One of the greatest things about screenplays for me is the premium placed on forward motion; it’s the one form which allows a writer to start and finish a scene without making apologies. In fact, a rapid assault is the whole point. Make something happen and fast. There’s another coup, though.
Screenplays are compact.
End to end, a properly formatted screenplay lands south of 120 pages. 100 pages is very common, a length of 105 pages is my projection for the contest. And given that much of the content is white space, slug lines, and character names, there’s not a tremendous amount of words to manage and edit at all. Which makes spotting and addressing issues easier. And there’s little bothering with my old nemesis, description.
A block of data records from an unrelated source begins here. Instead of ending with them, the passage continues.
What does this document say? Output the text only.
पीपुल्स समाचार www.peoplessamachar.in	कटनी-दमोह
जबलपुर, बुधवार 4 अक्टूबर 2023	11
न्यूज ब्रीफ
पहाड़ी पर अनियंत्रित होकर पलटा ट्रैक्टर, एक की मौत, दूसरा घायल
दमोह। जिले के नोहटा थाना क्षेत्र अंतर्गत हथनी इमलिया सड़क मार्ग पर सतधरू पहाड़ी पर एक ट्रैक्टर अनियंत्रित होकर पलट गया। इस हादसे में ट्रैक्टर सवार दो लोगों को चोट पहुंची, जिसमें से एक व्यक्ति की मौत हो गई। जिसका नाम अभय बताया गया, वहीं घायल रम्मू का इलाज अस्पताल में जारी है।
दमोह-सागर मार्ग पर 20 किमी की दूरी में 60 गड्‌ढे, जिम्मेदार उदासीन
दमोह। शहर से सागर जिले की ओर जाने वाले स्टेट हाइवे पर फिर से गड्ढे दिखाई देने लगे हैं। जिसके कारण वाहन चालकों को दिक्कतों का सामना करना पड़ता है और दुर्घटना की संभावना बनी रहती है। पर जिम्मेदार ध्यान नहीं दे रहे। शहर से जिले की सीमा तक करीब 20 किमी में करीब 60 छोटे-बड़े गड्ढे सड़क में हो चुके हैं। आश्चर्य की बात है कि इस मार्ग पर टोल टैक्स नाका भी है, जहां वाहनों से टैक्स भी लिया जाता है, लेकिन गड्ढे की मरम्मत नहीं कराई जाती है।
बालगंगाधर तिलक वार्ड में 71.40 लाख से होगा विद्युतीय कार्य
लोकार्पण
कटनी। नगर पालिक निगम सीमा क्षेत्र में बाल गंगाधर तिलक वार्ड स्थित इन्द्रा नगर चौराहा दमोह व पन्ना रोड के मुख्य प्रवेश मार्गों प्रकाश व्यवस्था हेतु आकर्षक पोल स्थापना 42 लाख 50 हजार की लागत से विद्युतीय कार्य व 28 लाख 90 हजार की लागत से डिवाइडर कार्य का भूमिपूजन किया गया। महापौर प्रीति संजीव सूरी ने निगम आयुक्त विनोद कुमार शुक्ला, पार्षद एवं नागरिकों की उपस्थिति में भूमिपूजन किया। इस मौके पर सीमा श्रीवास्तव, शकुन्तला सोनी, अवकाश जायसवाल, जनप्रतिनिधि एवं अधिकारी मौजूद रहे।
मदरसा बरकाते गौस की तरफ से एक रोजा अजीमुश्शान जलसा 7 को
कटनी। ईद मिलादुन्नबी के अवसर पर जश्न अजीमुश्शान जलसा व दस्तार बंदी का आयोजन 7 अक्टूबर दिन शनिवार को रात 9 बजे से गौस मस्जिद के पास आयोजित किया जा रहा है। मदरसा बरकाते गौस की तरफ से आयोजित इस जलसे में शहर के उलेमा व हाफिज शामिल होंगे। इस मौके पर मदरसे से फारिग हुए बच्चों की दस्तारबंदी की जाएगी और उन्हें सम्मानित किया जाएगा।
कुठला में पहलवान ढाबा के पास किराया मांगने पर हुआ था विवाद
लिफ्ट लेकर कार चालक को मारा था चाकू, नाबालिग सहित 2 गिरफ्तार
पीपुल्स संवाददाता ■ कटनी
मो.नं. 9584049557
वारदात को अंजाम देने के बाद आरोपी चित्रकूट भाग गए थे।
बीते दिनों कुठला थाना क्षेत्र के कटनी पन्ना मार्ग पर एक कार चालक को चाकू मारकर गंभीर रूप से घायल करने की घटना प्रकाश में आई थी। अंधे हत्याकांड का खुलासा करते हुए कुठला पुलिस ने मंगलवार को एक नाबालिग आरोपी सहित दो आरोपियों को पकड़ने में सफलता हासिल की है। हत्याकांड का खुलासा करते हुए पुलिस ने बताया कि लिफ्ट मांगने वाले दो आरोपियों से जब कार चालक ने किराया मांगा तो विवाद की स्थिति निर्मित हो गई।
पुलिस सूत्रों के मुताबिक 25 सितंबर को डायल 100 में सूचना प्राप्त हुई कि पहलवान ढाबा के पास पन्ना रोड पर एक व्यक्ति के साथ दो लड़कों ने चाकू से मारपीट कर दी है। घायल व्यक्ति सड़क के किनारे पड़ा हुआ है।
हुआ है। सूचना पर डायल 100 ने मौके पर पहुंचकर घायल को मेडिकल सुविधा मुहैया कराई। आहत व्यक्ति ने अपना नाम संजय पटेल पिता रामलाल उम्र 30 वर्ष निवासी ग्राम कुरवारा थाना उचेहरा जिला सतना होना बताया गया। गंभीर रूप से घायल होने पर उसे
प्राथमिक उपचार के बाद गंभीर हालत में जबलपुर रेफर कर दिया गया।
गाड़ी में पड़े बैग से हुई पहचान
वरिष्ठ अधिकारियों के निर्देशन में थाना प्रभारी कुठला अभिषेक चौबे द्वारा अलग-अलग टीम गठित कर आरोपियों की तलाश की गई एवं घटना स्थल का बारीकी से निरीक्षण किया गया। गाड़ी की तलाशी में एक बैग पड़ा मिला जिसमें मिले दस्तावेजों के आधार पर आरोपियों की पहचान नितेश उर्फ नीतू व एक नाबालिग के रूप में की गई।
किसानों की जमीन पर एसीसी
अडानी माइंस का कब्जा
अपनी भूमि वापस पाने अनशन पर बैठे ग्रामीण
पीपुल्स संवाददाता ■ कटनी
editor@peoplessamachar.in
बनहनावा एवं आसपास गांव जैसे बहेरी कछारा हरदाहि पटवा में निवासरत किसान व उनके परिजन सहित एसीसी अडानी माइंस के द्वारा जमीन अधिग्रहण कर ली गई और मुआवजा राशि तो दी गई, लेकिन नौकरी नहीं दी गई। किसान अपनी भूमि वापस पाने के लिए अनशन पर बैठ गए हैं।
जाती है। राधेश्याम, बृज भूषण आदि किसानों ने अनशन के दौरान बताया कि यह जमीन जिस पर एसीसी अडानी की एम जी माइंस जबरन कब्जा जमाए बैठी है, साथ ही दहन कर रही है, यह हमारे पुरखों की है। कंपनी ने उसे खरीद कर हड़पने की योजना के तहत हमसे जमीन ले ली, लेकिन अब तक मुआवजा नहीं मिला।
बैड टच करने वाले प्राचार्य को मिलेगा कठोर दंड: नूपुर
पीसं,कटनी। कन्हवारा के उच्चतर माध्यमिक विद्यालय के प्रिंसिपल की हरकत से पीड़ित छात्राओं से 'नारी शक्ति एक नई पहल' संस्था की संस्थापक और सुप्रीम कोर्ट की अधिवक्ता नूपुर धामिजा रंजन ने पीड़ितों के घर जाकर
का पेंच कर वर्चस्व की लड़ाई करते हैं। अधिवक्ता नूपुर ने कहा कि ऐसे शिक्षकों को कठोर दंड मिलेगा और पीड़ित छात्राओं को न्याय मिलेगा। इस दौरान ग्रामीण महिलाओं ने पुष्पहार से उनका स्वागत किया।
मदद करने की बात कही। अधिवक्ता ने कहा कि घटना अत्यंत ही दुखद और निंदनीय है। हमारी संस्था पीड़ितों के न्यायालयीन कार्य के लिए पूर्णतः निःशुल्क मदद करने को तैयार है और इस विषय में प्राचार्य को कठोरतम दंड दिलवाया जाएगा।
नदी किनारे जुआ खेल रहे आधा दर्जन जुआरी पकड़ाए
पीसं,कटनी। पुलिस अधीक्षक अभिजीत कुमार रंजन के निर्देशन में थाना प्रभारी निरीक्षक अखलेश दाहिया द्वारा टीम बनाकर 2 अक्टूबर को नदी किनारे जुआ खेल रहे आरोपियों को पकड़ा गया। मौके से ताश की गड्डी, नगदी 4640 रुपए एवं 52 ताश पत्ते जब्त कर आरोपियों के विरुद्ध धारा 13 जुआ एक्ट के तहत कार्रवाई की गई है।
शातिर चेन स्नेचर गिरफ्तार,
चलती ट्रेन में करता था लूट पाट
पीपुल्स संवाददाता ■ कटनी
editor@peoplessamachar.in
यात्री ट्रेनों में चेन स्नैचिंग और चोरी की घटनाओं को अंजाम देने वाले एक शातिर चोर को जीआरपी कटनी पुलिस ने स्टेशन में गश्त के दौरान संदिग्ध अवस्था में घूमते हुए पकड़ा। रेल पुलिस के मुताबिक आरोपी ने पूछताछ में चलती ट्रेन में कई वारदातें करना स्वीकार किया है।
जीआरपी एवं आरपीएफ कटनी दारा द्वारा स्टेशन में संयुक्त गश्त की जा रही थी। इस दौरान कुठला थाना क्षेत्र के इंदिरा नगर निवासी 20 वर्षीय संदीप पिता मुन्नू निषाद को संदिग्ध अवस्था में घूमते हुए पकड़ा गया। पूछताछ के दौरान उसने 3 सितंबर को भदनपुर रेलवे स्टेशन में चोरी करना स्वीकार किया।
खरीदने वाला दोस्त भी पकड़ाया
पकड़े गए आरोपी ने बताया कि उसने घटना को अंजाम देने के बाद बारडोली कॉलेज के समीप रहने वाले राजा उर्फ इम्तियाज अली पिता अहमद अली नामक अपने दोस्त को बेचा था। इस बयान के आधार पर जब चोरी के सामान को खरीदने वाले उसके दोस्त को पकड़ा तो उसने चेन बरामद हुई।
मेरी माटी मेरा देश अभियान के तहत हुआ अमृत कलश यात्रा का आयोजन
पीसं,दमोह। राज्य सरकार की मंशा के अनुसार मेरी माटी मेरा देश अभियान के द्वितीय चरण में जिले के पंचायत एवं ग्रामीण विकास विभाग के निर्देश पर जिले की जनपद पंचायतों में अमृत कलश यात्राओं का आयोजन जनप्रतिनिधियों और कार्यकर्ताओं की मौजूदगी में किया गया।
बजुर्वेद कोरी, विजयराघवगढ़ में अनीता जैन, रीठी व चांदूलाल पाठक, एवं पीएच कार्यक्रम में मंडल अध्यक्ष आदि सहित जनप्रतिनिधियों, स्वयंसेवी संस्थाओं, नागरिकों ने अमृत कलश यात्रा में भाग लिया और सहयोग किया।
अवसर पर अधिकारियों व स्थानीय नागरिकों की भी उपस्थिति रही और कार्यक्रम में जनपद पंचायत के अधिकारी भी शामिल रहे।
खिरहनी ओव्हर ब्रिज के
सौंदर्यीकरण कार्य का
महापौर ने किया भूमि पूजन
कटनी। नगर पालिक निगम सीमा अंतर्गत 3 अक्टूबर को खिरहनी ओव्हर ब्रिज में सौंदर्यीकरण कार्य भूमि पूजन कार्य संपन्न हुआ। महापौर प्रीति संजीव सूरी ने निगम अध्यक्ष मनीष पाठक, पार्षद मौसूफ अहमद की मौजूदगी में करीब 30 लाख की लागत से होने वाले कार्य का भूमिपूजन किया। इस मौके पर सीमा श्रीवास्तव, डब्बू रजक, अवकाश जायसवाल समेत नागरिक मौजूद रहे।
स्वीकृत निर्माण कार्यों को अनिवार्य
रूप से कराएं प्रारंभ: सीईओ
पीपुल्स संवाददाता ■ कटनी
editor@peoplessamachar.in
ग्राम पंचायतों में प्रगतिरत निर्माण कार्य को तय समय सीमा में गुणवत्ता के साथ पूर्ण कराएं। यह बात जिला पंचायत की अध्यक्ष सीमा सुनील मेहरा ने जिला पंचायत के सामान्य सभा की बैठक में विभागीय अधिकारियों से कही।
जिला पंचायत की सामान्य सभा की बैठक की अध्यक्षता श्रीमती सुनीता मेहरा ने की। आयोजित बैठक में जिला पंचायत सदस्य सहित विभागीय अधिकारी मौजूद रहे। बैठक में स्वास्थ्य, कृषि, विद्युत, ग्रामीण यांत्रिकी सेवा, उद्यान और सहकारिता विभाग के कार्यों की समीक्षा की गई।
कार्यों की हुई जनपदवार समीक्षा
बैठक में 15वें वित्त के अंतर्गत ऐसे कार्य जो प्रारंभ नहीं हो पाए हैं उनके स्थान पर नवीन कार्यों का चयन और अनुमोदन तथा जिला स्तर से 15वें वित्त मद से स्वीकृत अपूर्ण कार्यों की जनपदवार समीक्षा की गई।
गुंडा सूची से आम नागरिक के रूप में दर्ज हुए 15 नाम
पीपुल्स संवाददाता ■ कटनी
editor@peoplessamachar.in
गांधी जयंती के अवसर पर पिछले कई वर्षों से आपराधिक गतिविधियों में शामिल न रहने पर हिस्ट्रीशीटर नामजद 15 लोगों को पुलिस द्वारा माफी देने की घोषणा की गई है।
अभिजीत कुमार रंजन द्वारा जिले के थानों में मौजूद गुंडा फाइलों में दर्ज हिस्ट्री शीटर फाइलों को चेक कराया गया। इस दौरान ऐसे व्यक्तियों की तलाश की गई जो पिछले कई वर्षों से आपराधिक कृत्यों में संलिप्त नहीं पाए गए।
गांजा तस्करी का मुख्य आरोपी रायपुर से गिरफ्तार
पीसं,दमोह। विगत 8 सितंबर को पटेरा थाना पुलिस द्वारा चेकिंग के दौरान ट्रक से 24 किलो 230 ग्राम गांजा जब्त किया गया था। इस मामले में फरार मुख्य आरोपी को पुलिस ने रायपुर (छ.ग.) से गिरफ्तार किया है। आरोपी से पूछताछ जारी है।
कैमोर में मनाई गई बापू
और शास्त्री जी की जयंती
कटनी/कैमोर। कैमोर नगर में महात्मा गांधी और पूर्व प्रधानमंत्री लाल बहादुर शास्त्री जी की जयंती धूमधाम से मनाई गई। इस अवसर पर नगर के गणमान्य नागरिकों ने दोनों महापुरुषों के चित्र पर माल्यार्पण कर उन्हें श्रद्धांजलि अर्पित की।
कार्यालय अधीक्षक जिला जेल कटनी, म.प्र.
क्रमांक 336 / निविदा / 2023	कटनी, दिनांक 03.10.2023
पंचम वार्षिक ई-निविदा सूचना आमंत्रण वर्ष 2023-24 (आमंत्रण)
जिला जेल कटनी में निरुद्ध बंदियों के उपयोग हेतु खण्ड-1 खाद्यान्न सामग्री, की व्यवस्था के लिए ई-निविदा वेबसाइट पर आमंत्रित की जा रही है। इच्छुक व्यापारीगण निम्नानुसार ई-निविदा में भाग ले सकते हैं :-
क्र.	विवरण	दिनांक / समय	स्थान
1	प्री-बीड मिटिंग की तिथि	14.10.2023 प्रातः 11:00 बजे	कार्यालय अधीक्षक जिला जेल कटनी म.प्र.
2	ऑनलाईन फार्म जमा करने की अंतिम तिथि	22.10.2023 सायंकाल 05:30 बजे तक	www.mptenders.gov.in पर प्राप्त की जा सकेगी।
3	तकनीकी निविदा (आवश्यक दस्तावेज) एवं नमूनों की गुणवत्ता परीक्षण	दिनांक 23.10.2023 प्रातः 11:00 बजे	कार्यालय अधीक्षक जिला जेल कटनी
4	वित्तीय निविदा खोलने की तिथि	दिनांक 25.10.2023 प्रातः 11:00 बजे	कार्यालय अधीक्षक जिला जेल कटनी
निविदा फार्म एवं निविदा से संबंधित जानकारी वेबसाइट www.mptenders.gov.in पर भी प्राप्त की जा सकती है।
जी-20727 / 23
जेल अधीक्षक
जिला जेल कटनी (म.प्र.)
See, coherent scene set ups in a novel are a good idea, and a matter of course. Truly effective ones are hard to write, and I admire authors who pull in the audience with well phrased imagery that evokes sentiment and interest.
But an expertly styled scene dripping with adjectives and similes in a screenplay? Waste of time. EXT. HERO’S FRONT LAWN DAY. The action happens outside, during the day, on the hero’s yard. Boom. Done. Me, I’m drinking a beer while a director paints in the blanks.
Yeah, so far I’m having a blast. Tally in this effort to date: four writing sessions, twenty-seven pages. Three more weeks at this clip leaves two weeks for revisions. Or so.